アサヒとキリン、イオンと花王 製品輸送で合従連衡相次ぐ
国内で販売する製品の輸送体制をめぐり、大手企業の合従連衡が相次いでいる。トラックの運転手不足を背景に物流費は増加が避けられない見通しで、抜本的な対応を迫られた形だ。27日にはアサヒビールとキリンビールが提携拡大を発表した。
アサヒとキリンは金沢市に共同配送センターを設け、2017年1月から順次、石川、富山両県への拠点に使う。大阪府吹田市と神戸市のそれぞれの工場から出荷した製品をセンターに運ぶ際も同じ鉄道コンテナを利用する。年間でトラック1万台分の量が鉄道輸送に切り替わるという。

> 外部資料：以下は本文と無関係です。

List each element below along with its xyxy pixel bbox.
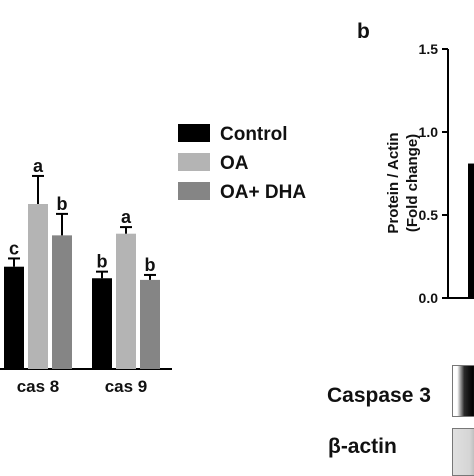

ビール類の製品開発や販売量でしのぎを削る両社だが、国内市場の縮小を背景に5年前から首都圏の配送などで協力していた。
トラック運転手の有効求人倍率が2倍前後と全職種平均を大きく上回るなど物流網への懸念も強まり、「業界共通の課題ではより協調すべきだ」(アサヒグループホールディングスの小路明善社長)と判断した。
同様に鉄道輸送シフトに積極的なのがキヤノンとダイキン工業だ。14年からコンテナ2台を共同利用し、東京から大阪へはキヤノンの複写機やプリンターを、逆の方向ではダイキンのエアコンを運んで効率化している。
イオンと花王はトラック輸送で知恵を絞り、今年6月から関東-中部間で「中継輸送」という新方式を導入した。関東を出発したイオンのトラックが、中間の静岡県で花王と荷物を交換し、関東に戻り花王の拠点に届けるといった仕組み。異業種の連携は異例だ。
関東-中部間のトラックは通常、1泊2日で往復する。新方式は日帰りが可能になり、積み荷がない状態で走る無駄も減らせるという。